From the test results, the recognition rate has decreased. The average recognition rate is 88.7%, a decrease of 2.7 percentage points. The reason for the decrease is that when recording the standard template, the person who recorded the standard template strictly followed the action essentials, while the experimenter did it. During the test, the recognition rate was reduced due to personal reasons (fatigue, etc.), and the movement was not in place due to personal reasons, as well as the deformation of movements between individuals. In general, the recognition rate can meet the requirements of general interactive applications. This experimental program is not limited to training and recognizing these gestures and can also recognize slightly complex actions (such as standing up and sitting down), but the selection of too many action description features may reduce a certain recognition rate, so, the recognition content and recognition range should be considered when selecting features, and an action recognition system should be designed for the purpose of application.
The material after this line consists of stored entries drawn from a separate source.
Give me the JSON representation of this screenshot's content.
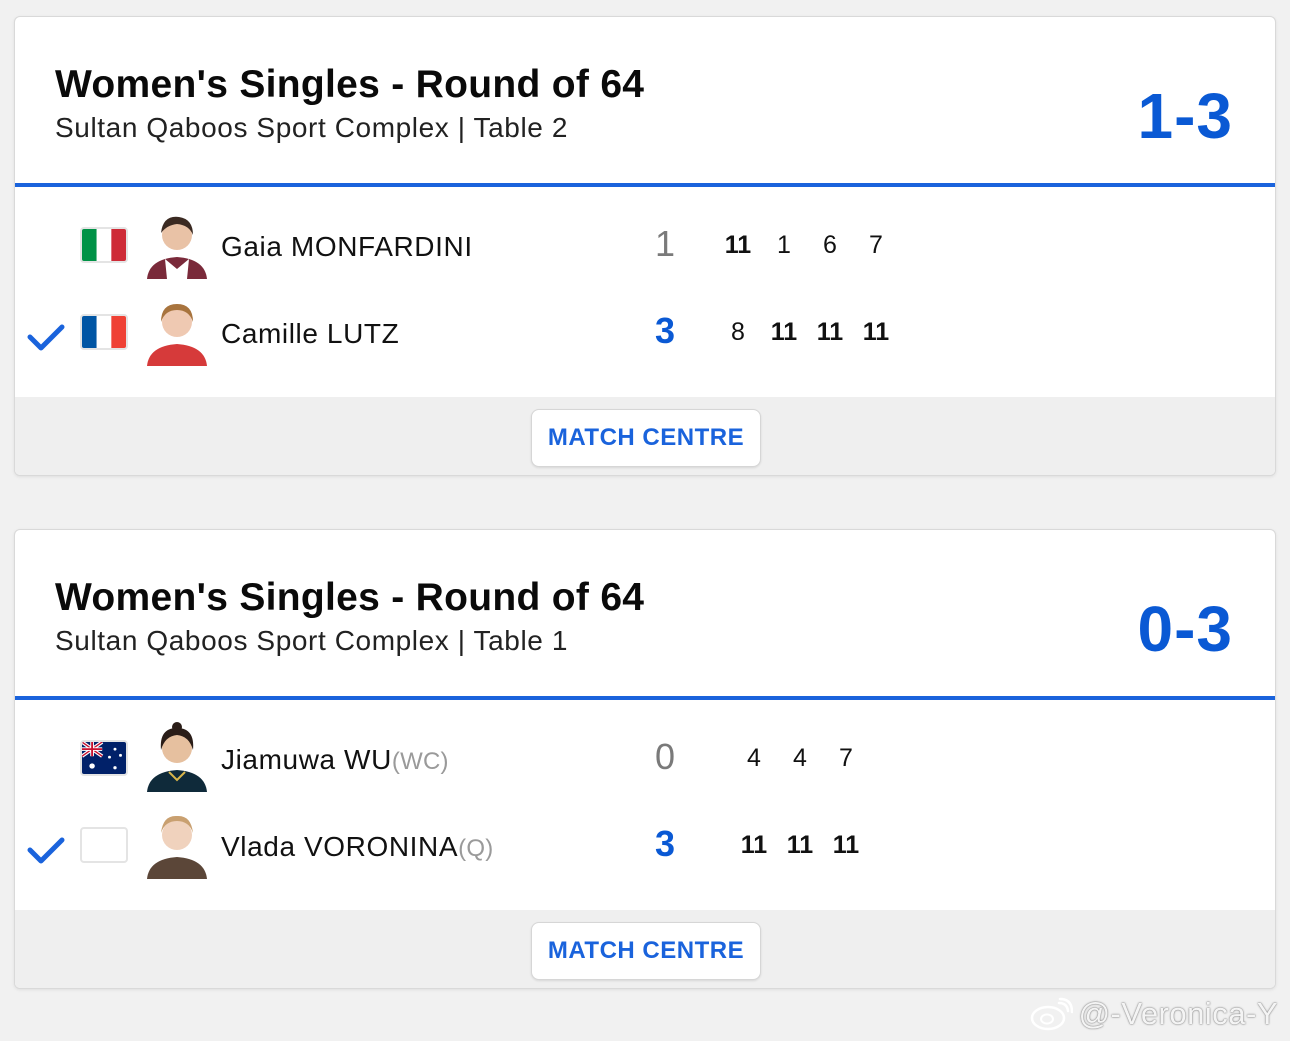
{
  "matches": [
    {
      "title": "Women's Singles - Round of 64",
      "venue": "Sultan Qaboos Sport Complex | Table 2",
      "score": "1-3",
      "players": [
        {
          "name": "Gaia MONFARDINI",
          "tag": "",
          "flag": "italy-flag",
          "total": "1",
          "winner": false,
          "games": [
            "11",
            "1",
            "6",
            "7"
          ],
          "games_bold": [
            true,
            false,
            false,
            false
          ]
        },
        {
          "name": "Camille LUTZ",
          "tag": "",
          "flag": "france-flag",
          "total": "3",
          "winner": true,
          "games": [
            "8",
            "11",
            "11",
            "11"
          ],
          "games_bold": [
            false,
            true,
            true,
            true
          ]
        }
      ],
      "button": "MATCH CENTRE"
    },
    {
      "title": "Women's Singles - Round of 64",
      "venue": "Sultan Qaboos Sport Complex | Table 1",
      "score": "0-3",
      "players": [
        {
          "name": "Jiamuwa WU",
          "tag": "(WC)",
          "flag": "australia-flag",
          "total": "0",
          "winner": false,
          "games": [
            "4",
            "4",
            "7"
          ],
          "games_bold": [
            false,
            false,
            false
          ]
        },
        {
          "name": "Vlada VORONINA",
          "tag": "(Q)",
          "flag": "blank-flag",
          "total": "3",
          "winner": true,
          "games": [
            "11",
            "11",
            "11"
          ],
          "games_bold": [
            true,
            true,
            true
          ]
        }
      ],
      "button": "MATCH CENTRE"
    }
  ],
  "watermark": "@-Veronica-Y",
  "colors": {
    "accent": "#1a63dc",
    "score": "#0a59d4",
    "footer": "#efefef"
  }
}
At present, gesture tracking and recognition is a hot research and development topic. This project has made good progress in a number of technologies, including denoising and feature extraction technology based on Bezier curve and various standard gesture data acquisition methods based on leapmotion. Gesture recognition studied in this project is a key technology in the field of human-computer interaction, which provides guidance for the development of the industry [27]. The application of gesture recognition technology makes people gradually get rid of the traditional input methods and provide more diversified and humanized services for human beings.

In this chapter, the recognition method based on Kinect action is studied. First, it solves the problem of how actions are represented under the Kinect platform and analyzes the strong randomness of actions on the time axis. Combined with the idea of dynamic time regulation, a design based on the action recognition algorithm of DTW, an experimental action recognition system is implemented, and 6 actions based on interaction are defined. The experimental verification can achieve a high recognition effect and meet the requirements of interactive applications. Finally, the application value of the system is discussed.

5. Conclusion

The attitude analysis and recognition system based on artificial intelligence can not only measure human motion information but also obtain human motion feature data and motion state through the analysis of attitude data. The research on posture analysis and recognition system has high scientific and theoretical significance, commercial value, military value, and social value, such as stage performance, rehabilitation medicine, special effect production, game interaction, and sports training. The market potential is very huge. In this paper, a human posture analysis and recognition system is designed based on artificial intelligence technology. Through this system, human motion information is collected, analyzed, and recognized, and the posture solution and recognition algorithm are studied and realized. Firstly, a feasible calibration scheme is applied to solve the inaccurate solution caused by the inconsistency between the output of a single inertial sensor and the real value. Then, according to the characteristics of the system, an attitude solution algorithm based on gradient descent algorithm is designed to minimize the impact of system noise and estimation error. An attitude analysis and recognition method based on attitude angle is proposed. The feasibility and performance of the system are also verified by experiments.

Data Availability

The data used to support the findings of this study are available from the corresponding author upon request.

Conflicts of Interest

The authors declare that they have no conflicts of interest.